Kinder aus Göttingen und der Region, die Not mit ihren Herzensfreunden haben oder einfach mal ein Krankenhaus richtig kennenlernen wollen, sind herzlich eingeladen. Im letzten Jahr herrschte großer Andrang: Rund 650 Kuscheltiereltern nutzten die Gelegenheit, ihre engen Freunde untersuchen und behandeln zu lassen.
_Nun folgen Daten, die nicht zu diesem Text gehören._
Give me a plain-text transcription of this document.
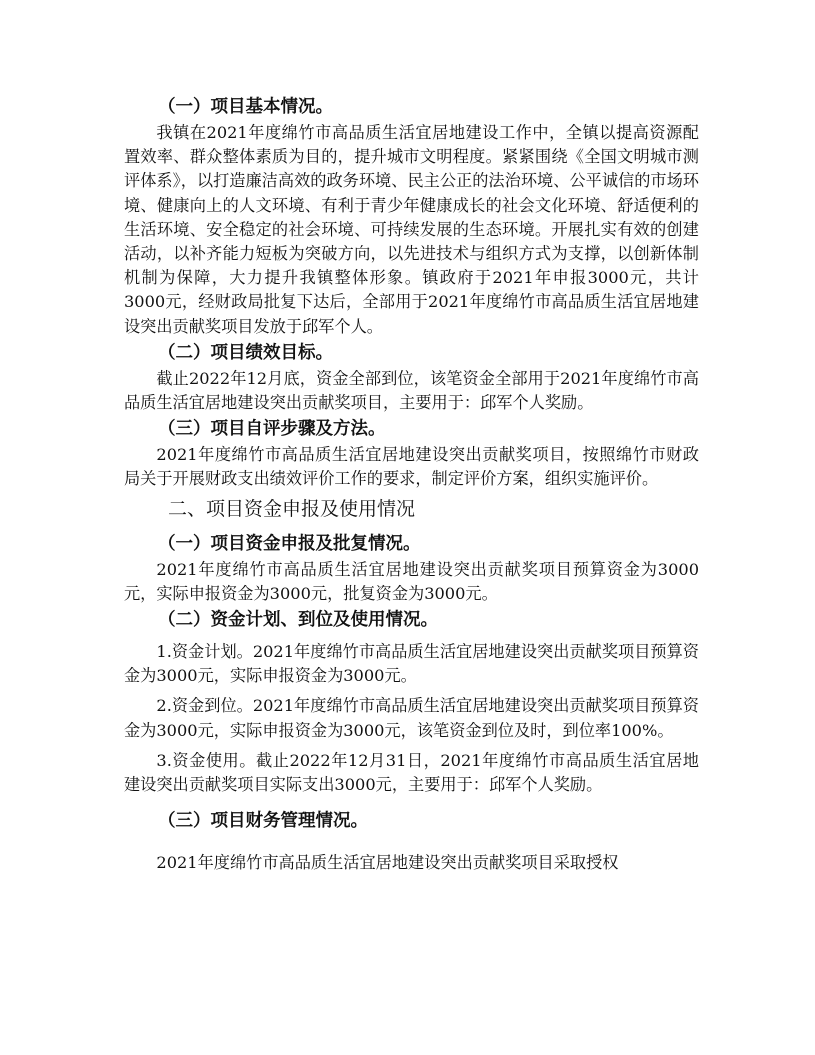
（一）项目基本情况。

我镇在2021年度绵竹市高品质生活宜居地建设工作中，全镇以提高资源配置效率、群众整体素质为目的，提升城市文明程度。紧紧围绕《全国文明城市测评体系》，以打造廉洁高效的政务环境、民主公正的法治环境、公平诚信的市场环境、健康向上的人文环境、有利于青少年健康成长的社会文化环境、舒适便利的生活环境、安全稳定的社会环境、可持续发展的生态环境。开展扎实有效的创建活动，以补齐能力短板为突破方向，以先进技术与组织方式为支撑，以创新体制机制为保障，大力提升我镇整体形象。镇政府于2021年申报3000元，共计3000元，经财政局批复下达后，全部用于2021年度绵竹市高品质生活宜居地建设突出贡献奖项目发放于邱军个人。

（二）项目绩效目标。

截止2022年12月底，资金全部到位，该笔资金全部用于2021年度绵竹市高品质生活宜居地建设突出贡献奖项目，主要用于：邱军个人奖励。

（三）项目自评步骤及方法。

2021年度绵竹市高品质生活宜居地建设突出贡献奖项目，按照绵竹市财政局关于开展财政支出绩效评价工作的要求，制定评价方案，组织实施评价。

二、项目资金申报及使用情况
（一）项目资金申报及批复情况。

2021年度绵竹市高品质生活宜居地建设突出贡献奖项目预算资金为3000元，实际申报资金为3000元，批复资金为3000元。

（二）资金计划、到位及使用情况。

1.资金计划。2021年度绵竹市高品质生活宜居地建设突出贡献奖项目预算资金为3000元，实际申报资金为3000元。

2.资金到位。2021年度绵竹市高品质生活宜居地建设突出贡献奖项目预算资金为3000元，实际申报资金为3000元，该笔资金到位及时，到位率100%。

3.资金使用。截止2022年12月31日，2021年度绵竹市高品质生活宜居地建设突出贡献奖项目实际支出3000元，主要用于：邱军个人奖励。

（三）项目财务管理情况。

2021年度绵竹市高品质生活宜居地建设突出贡献奖项目采取授权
In der Zeit von 09:00 bis 15:00 Uhr steht das Team des Rettungshubschraubers „Christoph 44“ für die Teddy-, Puppen- und Kuscheltiereltern bereit. Wenn er nicht gerade im Einsatz ist, machen die Medizinstudierenden für die Kinder kurze, begleitete Führungen zum Rettungshubschrauber. Vor dem Osteingang des Universitätsklinikums steht zudem ein Rettungswagen der Johanniter, den die Kinder von innen besichtigen können und der ihnen erklärt wird.
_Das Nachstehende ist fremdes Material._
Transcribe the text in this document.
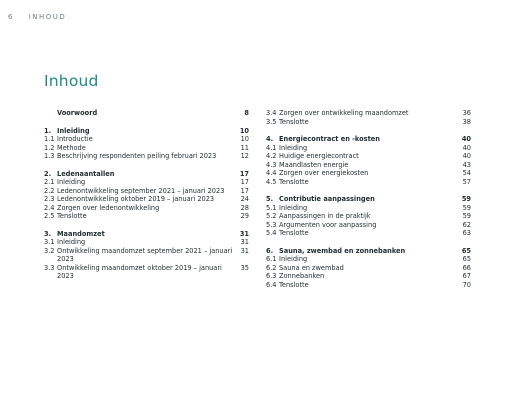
6 INHOUD
Inhoud
Voorwoord	8
1. Inleiding	10
1.1 Introductie	10
1.2 Methode	11
1.3 Beschrijving respondenten peiling februari 2023	12
2. Ledenaantallen	17
2.1 Inleiding	17
2.2 Ledenontwikkeling september 2021 – januari 2023	17
2.3 Ledenontwikkeling oktober 2019 – januari 2023	24
2.4 Zorgen over ledenontwikkeling	28
2.5 Tenslotte	29
3. Maandomzet	31
3.1 Inleiding	31
3.2 Ontwikkeling maandomzet september 2021 – januari 2023
31
3.3 Ontwikkeling maandomzet oktober 2019 – januari 2023
35
3.4 Zorgen over ontwikkeling maandomzet	36
3.5 Tenslotte	38
4. Energiecontract en -kosten	40
4.1 Inleiding	40
4.2 Huidige energiecontract	40
4.3 Maandlasten energie	43
4.4 Zorgen over energiekosten	54
4.5 Tenslotte	57
5. Contributie aanpassingen	59
5.1 Inleiding	59
5.2 Aanpassingen in de praktijk	59
5.3 Argumenten voor aanpassing	62
5.4 Tenslotte	63
6. Sauna, zwembad en zonnebanken	65
6.1 Inleiding	65
6.2 Sauna en zwembad	66
6.3 Zonnebanken	67
6.4 Tenslotte	70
Das „Teddybär Krankenhaus“ ist ein Projekt der Medizinstudierenden an der UMG. Sie wollen den Kindern auf diese Weise den Umgang mit Krankheit und den Kontakt mit Ärzten spielerisch näher bringen und erleichtern. Wie in einem echten Krankenhaus wird geröntgt und operiert, eine Apotheke versorgt alle Patienten mit der nötigen Arznei. „Diese Aktion macht uns immer viel Spaß! Die Kinder und die Teddybärärztinnen und -ärzte sind sehr konzentriert bei der Sache“, sagt Nele Dörje, Mitorganisatorin des Teddybär Krankenhauses. Schirmherr des Projekts ist Prof. Dr. Thomas Paul, Direktor der Klinik für Pädiatrische Kardiologie und Intensivmedizin der UMG.